BodiMojo Teen Health Blog – Teenage Nutrition, Fitness, Stress, Relationships & More

How Aducated are you?

May 3rd, 2010 by Tara Cousineau, PhD · No Comments

The Federal Trade Commission is getting into the business of educating youth about advertisements. I suppose it’s about time.  Admongo.gov, an online Web site, is targeted to tweens to teach critical thinking skills about advertising.  Their approach is to use a single player video game that allows the tween to create an avatar and then jump through a series of virtual environments and levels of play.  It’s sort of cute.  I had my 10-year-old daughter (the gamer in the family) try it as I watched silently.

To take the “Ultimate Ad Challenge” she went through two environments in an effort to get “Aducated.” In the “Sidewalk” series, the Avatar clicks on ads placed on billboards, bus stop kiosks, and city buses. The second is a “Home,” with magazines, packages (cereal box), logos, news flyers, and a free product poster.  Some items had bonus questions related to what is the ad is trying to sell or who is the real advertiser behind the message.

What I noticed, however, is that my kid was more interested in getting the coins you collect along the way and reaching the levels than in the actual educational content. Isn’t this the real challenge of education games?

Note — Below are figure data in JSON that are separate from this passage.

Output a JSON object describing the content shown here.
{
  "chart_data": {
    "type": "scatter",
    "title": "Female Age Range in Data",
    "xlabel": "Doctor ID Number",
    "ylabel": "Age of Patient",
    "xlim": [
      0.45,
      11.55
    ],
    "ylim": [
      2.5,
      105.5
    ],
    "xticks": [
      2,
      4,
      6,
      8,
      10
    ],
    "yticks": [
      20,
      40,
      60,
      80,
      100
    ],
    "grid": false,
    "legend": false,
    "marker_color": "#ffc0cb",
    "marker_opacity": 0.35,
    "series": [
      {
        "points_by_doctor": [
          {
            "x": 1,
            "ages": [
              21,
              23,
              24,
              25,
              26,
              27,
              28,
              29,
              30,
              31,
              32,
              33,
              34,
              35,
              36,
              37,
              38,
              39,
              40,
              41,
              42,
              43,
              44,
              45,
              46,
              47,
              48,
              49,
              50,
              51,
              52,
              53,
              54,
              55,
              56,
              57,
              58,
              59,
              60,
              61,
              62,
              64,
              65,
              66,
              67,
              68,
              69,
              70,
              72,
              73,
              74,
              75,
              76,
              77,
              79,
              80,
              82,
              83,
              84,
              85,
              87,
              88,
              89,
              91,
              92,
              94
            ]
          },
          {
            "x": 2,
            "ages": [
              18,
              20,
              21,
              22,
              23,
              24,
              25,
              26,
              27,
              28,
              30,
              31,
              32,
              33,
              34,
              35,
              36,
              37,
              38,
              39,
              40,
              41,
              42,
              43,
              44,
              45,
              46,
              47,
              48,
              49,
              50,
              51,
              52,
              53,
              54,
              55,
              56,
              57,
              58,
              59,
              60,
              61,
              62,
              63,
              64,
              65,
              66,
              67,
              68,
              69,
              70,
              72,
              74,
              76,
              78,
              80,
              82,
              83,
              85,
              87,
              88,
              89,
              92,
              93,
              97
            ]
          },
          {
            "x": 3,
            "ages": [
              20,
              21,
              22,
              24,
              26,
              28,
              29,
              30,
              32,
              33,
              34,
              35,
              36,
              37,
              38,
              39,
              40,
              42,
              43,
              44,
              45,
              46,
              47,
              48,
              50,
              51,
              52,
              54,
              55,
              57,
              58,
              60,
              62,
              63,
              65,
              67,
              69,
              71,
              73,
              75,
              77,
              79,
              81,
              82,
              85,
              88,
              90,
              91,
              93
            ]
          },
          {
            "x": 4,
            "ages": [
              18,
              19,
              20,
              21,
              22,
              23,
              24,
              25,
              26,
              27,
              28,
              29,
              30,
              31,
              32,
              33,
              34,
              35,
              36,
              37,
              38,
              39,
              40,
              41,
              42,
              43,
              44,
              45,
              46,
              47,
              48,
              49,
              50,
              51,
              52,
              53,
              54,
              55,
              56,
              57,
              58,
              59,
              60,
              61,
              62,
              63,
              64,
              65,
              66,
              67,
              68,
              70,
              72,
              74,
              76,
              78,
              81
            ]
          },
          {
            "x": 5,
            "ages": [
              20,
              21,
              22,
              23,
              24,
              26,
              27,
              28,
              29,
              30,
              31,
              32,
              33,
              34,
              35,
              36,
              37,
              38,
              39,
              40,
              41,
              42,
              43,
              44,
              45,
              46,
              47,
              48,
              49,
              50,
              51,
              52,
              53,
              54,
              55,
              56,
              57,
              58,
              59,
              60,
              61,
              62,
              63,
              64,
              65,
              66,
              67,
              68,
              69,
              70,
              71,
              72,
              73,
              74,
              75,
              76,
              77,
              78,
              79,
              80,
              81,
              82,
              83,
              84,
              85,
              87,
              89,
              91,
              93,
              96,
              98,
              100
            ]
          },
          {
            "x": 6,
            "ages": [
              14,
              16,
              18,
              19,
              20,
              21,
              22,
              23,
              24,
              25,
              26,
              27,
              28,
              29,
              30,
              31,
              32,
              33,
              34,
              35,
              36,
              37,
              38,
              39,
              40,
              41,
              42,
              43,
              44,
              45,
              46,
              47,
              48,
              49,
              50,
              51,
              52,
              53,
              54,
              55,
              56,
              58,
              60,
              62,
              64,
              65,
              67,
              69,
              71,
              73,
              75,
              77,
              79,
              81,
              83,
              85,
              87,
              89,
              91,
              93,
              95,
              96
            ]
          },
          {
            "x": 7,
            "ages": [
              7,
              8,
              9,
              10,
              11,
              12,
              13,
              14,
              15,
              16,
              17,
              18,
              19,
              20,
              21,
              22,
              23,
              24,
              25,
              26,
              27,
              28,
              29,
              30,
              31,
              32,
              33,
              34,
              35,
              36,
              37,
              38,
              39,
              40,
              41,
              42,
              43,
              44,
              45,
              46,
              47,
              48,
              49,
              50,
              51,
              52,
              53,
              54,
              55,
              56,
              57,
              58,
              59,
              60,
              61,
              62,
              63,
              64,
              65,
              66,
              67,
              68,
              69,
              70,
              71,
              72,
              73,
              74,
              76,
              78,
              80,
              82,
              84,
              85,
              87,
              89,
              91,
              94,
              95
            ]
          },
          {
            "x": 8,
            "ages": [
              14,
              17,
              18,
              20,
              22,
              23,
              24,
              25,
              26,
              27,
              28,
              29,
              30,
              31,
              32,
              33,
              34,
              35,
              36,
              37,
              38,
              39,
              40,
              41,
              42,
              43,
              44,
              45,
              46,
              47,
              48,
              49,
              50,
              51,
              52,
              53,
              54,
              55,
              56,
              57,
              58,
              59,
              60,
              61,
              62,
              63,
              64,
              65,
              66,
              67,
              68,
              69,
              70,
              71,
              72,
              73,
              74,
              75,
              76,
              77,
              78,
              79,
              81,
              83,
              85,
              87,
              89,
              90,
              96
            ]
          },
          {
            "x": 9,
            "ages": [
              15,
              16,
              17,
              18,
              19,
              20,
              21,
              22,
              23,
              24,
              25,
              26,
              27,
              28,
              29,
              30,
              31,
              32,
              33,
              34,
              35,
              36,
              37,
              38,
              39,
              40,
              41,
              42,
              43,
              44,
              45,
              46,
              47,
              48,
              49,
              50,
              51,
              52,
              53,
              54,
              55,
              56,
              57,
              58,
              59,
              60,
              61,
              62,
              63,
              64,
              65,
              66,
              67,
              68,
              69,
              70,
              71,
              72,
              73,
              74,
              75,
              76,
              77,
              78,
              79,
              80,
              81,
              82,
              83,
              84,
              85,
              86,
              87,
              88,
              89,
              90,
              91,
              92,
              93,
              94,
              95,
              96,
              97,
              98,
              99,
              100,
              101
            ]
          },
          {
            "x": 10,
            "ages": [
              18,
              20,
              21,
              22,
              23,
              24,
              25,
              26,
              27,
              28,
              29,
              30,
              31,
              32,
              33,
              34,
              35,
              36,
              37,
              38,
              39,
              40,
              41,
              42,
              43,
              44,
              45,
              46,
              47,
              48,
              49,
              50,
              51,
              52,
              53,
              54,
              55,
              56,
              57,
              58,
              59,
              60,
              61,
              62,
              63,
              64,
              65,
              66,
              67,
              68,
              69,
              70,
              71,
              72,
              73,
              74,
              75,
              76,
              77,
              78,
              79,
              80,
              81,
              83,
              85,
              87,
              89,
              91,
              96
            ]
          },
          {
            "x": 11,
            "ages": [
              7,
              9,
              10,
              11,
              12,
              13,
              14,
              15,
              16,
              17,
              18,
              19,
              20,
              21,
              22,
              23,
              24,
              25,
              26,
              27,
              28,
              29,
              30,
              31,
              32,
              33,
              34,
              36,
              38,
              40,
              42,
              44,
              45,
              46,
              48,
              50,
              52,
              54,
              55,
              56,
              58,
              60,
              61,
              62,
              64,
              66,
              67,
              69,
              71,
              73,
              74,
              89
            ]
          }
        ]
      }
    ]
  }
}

I thought the FTC is making the first right step in engagement. The real task will be bridging the engagement to knowledge, action and self-reflection: have more players involved in collecting the knowledge factoids as a team, promote contests and polls on the decoding of ads, and a curriculum for teacher and parents to bring the online learning into the real world. (There is a basic teacher curriculum and video trainings are coming soon: http://www.admongo.gov/curriculum.aspx)

Of all the knowledge questions, the one that tripped up my daughter was the poster with a basketball player. She thought it was promoting the athlete and not the basketball maker.  An easy “mistake.” I supposed she learned something.

The part I thought was missing – and maybe we have to play around more – was how ads can make you feel about yourself, not what ads are trying to make you feel (“Oh, if I buy those sneakers it will make me popular.”) There is research that shows that when girls, for instance, look at fashion magazines for even a few minutes, the net result is feeling dissatisfied about their bodies or some physical feature.  The wish to look like that cover model translates to “I hate my body” or “I will never be beautiful…. athletic…. popular.”

Kids today understand what digital photo editing is, and many know how ads are created to be slick, sexy and cool.  They learn Photoshop in grade school. It is the subtle, often negative self-perceptions that tweens and teens need to learn to recognize – not only how to decode ads as AdMongo.gov is helping them to learn –but to recognize, buffer and respond critically to their own reactions. And that’s not easy.